EUGENE, Ore. — This much is clear: Oregon’s slide this season can no longer be looked at as a mere stumble.

With a four-game losing streak, the Ducks are in a hole that has put an 11-year run in the postseason in distinct jeopardy. The Ducks are 2-4 overall and sit at the bottom of the Pac-12 North.

Some fans are calling for head coach Mark Helfrich to be fired. Others are questioning the wisdom of new assistant Brady Hoke’s defensive changes, and even the use of graduate transfers at quarterback for the past two seasons rather than fostering long-term player development.

Whatever the reason, Oregon’s slide is a reminder of how hard it is to get good. And stay good.

When Helfrich took the job at the start of 2013, he had the daunting job of replacing coach Chip Kelly, who orchestrated Oregon’s hyperdrive spread-option offense and led the Ducks to their first national championship game.

Then he had the daunting task of replacing Heisman Trophy-winning quarterback Marcus Mariota. Oregon lured a pair of graduate transfers, first Vernon Adams and then this year Dakota Prukop.

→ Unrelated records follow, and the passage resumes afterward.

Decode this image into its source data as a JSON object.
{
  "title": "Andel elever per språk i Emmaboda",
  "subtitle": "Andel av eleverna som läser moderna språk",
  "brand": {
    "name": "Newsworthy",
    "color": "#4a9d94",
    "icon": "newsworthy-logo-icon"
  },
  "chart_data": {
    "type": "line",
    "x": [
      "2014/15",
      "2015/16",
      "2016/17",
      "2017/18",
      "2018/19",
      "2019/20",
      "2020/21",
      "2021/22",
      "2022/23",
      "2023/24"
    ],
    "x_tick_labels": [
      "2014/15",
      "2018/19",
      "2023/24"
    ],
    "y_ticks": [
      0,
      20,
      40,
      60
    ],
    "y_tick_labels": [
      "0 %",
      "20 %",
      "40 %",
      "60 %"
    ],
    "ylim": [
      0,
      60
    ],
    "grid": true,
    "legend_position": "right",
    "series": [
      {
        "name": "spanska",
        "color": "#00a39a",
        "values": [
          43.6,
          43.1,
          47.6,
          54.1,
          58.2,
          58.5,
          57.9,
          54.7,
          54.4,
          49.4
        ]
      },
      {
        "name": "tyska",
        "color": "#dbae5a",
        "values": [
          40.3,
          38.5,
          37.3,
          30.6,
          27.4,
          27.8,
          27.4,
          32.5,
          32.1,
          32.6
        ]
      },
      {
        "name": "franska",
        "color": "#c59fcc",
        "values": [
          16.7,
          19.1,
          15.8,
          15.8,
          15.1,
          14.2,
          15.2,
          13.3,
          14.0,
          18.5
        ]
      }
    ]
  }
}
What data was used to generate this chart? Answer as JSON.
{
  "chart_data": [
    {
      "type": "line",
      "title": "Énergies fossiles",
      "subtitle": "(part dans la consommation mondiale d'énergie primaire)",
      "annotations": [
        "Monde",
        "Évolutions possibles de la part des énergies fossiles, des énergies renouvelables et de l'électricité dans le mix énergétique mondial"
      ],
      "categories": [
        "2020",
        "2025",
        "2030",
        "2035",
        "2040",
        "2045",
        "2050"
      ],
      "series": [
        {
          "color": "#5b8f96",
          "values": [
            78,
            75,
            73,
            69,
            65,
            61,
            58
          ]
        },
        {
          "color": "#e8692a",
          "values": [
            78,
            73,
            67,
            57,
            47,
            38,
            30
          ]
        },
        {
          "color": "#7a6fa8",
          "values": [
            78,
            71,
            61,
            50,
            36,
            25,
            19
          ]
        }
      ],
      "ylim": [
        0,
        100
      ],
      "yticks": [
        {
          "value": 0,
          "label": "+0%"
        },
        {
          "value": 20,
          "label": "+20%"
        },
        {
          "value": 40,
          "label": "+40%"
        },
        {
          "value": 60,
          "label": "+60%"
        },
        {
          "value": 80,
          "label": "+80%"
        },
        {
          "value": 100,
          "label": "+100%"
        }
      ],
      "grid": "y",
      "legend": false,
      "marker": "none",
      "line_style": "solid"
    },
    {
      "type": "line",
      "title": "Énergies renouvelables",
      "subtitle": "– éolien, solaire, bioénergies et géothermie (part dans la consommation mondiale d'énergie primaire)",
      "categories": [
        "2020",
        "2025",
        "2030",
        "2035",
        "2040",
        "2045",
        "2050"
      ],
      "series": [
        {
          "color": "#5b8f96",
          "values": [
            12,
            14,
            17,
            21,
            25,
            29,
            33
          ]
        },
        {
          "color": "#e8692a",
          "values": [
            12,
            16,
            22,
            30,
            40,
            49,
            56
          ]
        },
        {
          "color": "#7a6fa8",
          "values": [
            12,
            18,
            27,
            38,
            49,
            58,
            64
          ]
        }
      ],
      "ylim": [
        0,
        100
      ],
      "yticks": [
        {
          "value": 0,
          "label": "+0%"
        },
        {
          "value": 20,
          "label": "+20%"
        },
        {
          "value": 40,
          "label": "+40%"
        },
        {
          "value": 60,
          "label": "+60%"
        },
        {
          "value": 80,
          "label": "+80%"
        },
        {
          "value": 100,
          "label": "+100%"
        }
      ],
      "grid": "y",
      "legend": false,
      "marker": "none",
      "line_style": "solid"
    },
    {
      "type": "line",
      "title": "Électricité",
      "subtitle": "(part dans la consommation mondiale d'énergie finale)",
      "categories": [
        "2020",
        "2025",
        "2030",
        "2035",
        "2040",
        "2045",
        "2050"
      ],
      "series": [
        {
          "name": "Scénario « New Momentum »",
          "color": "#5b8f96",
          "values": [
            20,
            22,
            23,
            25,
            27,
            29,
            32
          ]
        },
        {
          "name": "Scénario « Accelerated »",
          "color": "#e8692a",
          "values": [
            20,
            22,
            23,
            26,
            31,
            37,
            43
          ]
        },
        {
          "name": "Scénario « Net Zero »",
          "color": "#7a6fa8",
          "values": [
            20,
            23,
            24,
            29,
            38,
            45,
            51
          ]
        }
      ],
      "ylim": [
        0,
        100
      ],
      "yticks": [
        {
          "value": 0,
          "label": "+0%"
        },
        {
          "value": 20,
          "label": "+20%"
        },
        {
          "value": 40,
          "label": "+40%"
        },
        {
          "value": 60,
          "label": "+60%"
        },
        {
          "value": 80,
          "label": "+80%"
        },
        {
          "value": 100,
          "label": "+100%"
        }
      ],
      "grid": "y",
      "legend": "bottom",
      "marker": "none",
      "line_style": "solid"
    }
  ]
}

Adams struggled with injury his lone season with the Ducks, and Prukop lost the starting job after five starts this season to freshman Justin Herbert.

Helfrich led the Ducks to the first College Football Playoff championship game just two seasons ago. But the cracks started showing last year when the Ducks went 9-4, their first season with fewer than 10 wins since 2007. Losses to Michigan State, then at home to Utah and Washington State pushed Oregon out of the AP Top 25 for the first time since 2009.

The ultimate embarrassment came in the Alamo Bowl, when the Ducks surrendered a 31-0 lead and TCU staged the biggest comeback in bowl history to win 47-41 in triple overtime.

This season the shortfalls have been amplified. Here’s a look at what’s going on for Oregon on both sides of the ball:

OFFENSE: As demonstrated by the Ducks’ 70-21 loss to No. 5 Washington last weekend, Oregon’s once-dominant high-speed offense appears to have lost a step.

The Ducks led the Pac-12 in total offense last season with an average of 538.2 yards a game. They also led the league in rushing offense with an average of 279.9 yards a game. They averaged a conference-best 43 points a game.

Oregon still leads the league in rushing with an average of 257.8 yards a game, but in scoring they’ve dropped to sixth with an average of 36.8 points per game. Total offense has dropped to 494.8 yards a game, fourth in the league.

Oregon made a big change last weeked at quarterback, replacing Prukop with Herbert. The first true freshman to start for the Ducks since 1983, Herbert threw for 179 yards and two touchdowns in the loss to the Huskies.

Helfrich said after the game that the Ducks would be staying with Herbert.

Another issue to consider: Running back Royce Freeman was absent for half of the game against Washington, and the reason is unclear because Oregon doesn’t discuss injuries. He also missed part of Oregon’s loss at Nebraska and the loss to Colorado the following week.

DEFENSE: The struggles of last season have been amplified as Hoke has tried to install a new defensive scheme — no easy task.

Oregon ranked last in scoring defense last season, allowing 37.5 points a game, and in total defense, with 485.5 yards allowed a game. The Ducks hired Hoke, the former Michigan coach, as defensive coordinator. He’s tried to transition the defense from a 3-4 to a 4-3 scheme.

The results so far have been pretty dismal. Oregon is ranked 126th out of 128 FBS schools in total defense, allowing just over 522 yards a game. The Ducks are 125th in scoring defense, allowing 41.8 points.

Athletic director Rob Mullens spoke this week to Duck Insider, a sports radio show produced in part by Oregon, and said he’s standing by the coaches.

“We’re six games into the season and not where anyone wants to be, but there still is an opportunity to turn this a little bit and start to see some positive results,” Mullens said. “As I talk to Mark, they go back to work and get back in it. We have a wonderful group of student-athletes and we need to do everything we can to support the coaches and the student-athletes, especially the seniors as they go this last go-round.”

Oregon has a bye this week to work through some of its issues.